Re: drm/bridge: tc358767: AUX read uses an unclamped device length
From: Doug Anderson
Date: Tue Jun 30 2026 - 14:42:53 EST
Hi,
On Wed, Jun 24, 2026 at 3:53 AM Maoyi Xie <maoyixie.tju@xxxxxxxxx> wrote:
>
> Hi all,
>
> I think tc_aux_transfer() in drivers/gpu/drm/bridge/tc358767.c can write
> out of bounds on an AUX read. It uses the byte count the hardware reports
> as the copy length, without clamping it back to the requested size. I
> would appreciate it if you could take a look.
>
> tc_aux_transfer() first clamps the request to the AUX payload limit:
>
> size_t size = min_t(size_t, DP_AUX_MAX_PAYLOAD_BYTES - 1, msg->size);
>
> After the transfer it overwrites size with the count the hardware reports:
>
> if (size)
> size = FIELD_GET(AUX_BYTES, auxstatus);
>
> AUX_BYTES is GENMASK(15, 8). It can be up to 255. Nothing clamps it again
> before the read:
>
> if (size)
> return tc_aux_read_data(tc, msg->buffer, size);
>
> tc_aux_read_data() reads that many bytes into a fixed stack buffer and
> then copies them into the caller buffer:
>
> u32 auxrdata[DP_AUX_MAX_PAYLOAD_BYTES / sizeof(u32)];
> int ret, count = ALIGN(size, sizeof(u32));
>
> ret = regmap_raw_read(tc->regmap, DP0_AUXRDATA(0), auxrdata, count);
> ...
> memcpy(data, auxrdata, size);
>
> auxrdata is 16 bytes. AUX_BYTES can be as high as 255, which makes count
> 256. regmap_raw_read then writes past auxrdata on the stack, and the memcpy
> writes past msg->buffer. AUX_BYTES reflects the downstream DP sink
> response. tc_aux_transfer is the registered drm_dp_aux transfer handler. It
> is reached through DPCD and EDID reads, or from userspace through
> /dev/drm_dp_auxN. So a malicious or buggy sink is the source.
>
> ti-sn65dsi86 had the same pattern. It was fixed in aca58eac52b8
> ("drm/bridge: ti-sn65dsi86: Never store more than msg->size bytes in AUX
> xfer"), which clamps the hardware length back to the request. tc358767
> fetches the count from the device the same way but does not clamp.
>
> I do not have the hardware. A test of the read path with an oversized
> count trips the stack protector.
>
> Does this look like a real overflow to you? Is clamping the reported size
> back to the request the right fix, like ti-sn65dsi86 did?
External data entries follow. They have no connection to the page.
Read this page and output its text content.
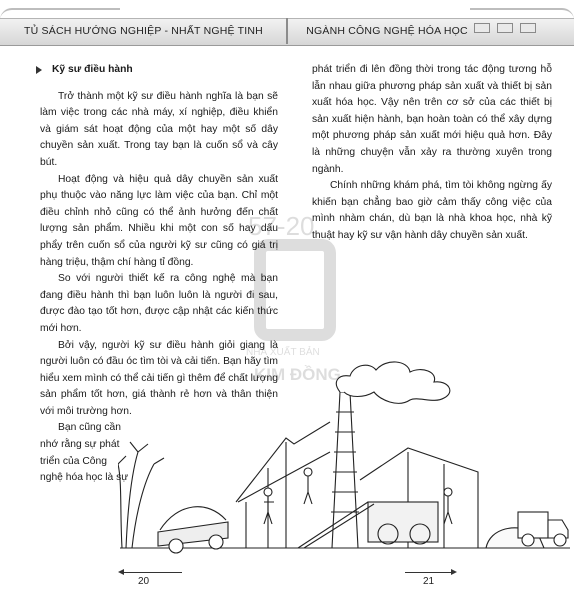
TỦ SÁCH HƯỚNG NGHIỆP - NHẤT NGHỆ TINH	NGÀNH CÔNG NGHỆ HÓA HỌC
57-20
NHÀ XUẤT BẢN
KIM ĐỒNG
Kỹ sư điều hành

Trở thành một kỹ sư điều hành nghĩa là bạn sẽ làm việc trong các nhà máy, xí nghiệp, điều khiển và giám sát hoạt động của một hay một số dây chuyền sản xuất. Trong tay bạn là cuốn sổ và cây bút.

Hoạt động và hiệu quả dây chuyền sản xuất phụ thuộc vào năng lực làm việc của bạn. Chỉ một điều chỉnh nhỏ cũng có thể ảnh hưởng đến chất lượng sản phẩm. Nhiều khi một con số hay dấu phẩy trên cuốn sổ của người kỹ sư cũng có giá trị hàng triệu, thậm chí hàng tỉ đồng.

So với người thiết kế ra công nghệ mà bạn đang điều hành thì bạn luôn luôn là người đi sau, được đào tạo tốt hơn, được cập nhật các kiến thức mới hơn.

Bởi vậy, người kỹ sư điều hành giỏi giang là người luôn có đầu óc tìm tòi và cải tiến. Bạn hãy tìm hiểu xem mình có thể cải tiến gì thêm để chất lượng sản phẩm tốt hơn, giá thành rẻ hơn và thân thiện với môi trường hơn.

Bạn cũng cần nhớ rằng sự phát triển của Công nghệ hóa học là sự

phát triển đi lên đồng thời trong tác động tương hỗ lẫn nhau giữa phương pháp sản xuất và thiết bị sản xuất hóa học. Vậy nên trên cơ sở của các thiết bị sản xuất hiện hành, bạn hoàn toàn có thể xây dựng một phương pháp sản xuất mới hiệu quả hơn. Đây là những chuyện vẫn xảy ra thường xuyên trong ngành.

Chính những khám phá, tìm tòi không ngừng ấy khiến bạn chẳng bao giờ cảm thấy công việc của mình nhàm chán, dù bạn là nhà khoa học, nhà kỹ thuật hay kỹ sư vận hành dây chuyền sản xuất.

20	21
I am happy to
> send a patch with the reproducer once you confirm.
I'm not an expert on this driver and I didn't spend a massive amount
of time digging, but my quick thoughts:
If I understand correctly, we're reading "size" from the DP controller
registers after we do a transfer. We told it to transfer "size" bytes
of data. The controller should never try to transfer more than "size"
bytes of data, but it could transfer fewer. When we read how many
bytes it transferred, it should always be <= the "size" we told it to
transfer. So assuming we trust the DP controller, we should be safe.
Specifically, I don't believe that a malicious panel/DP display should
be able to craft something that causes the controller to report a
large "size".
That said, adding a bounds check here (like we did with ti-sn65dsi86)
seems wise. Even if the controller _shouldn't_ ever give us bad data,
the data we get from it should still be only "lightly trusted" IMO.
...and a bounds check here is cheap.
...so IMO, yeah, you should submit a patch to fix this. ...but it
won't be a "drop everything and get this fixed right away" security
hole, but just an extra layer of defense.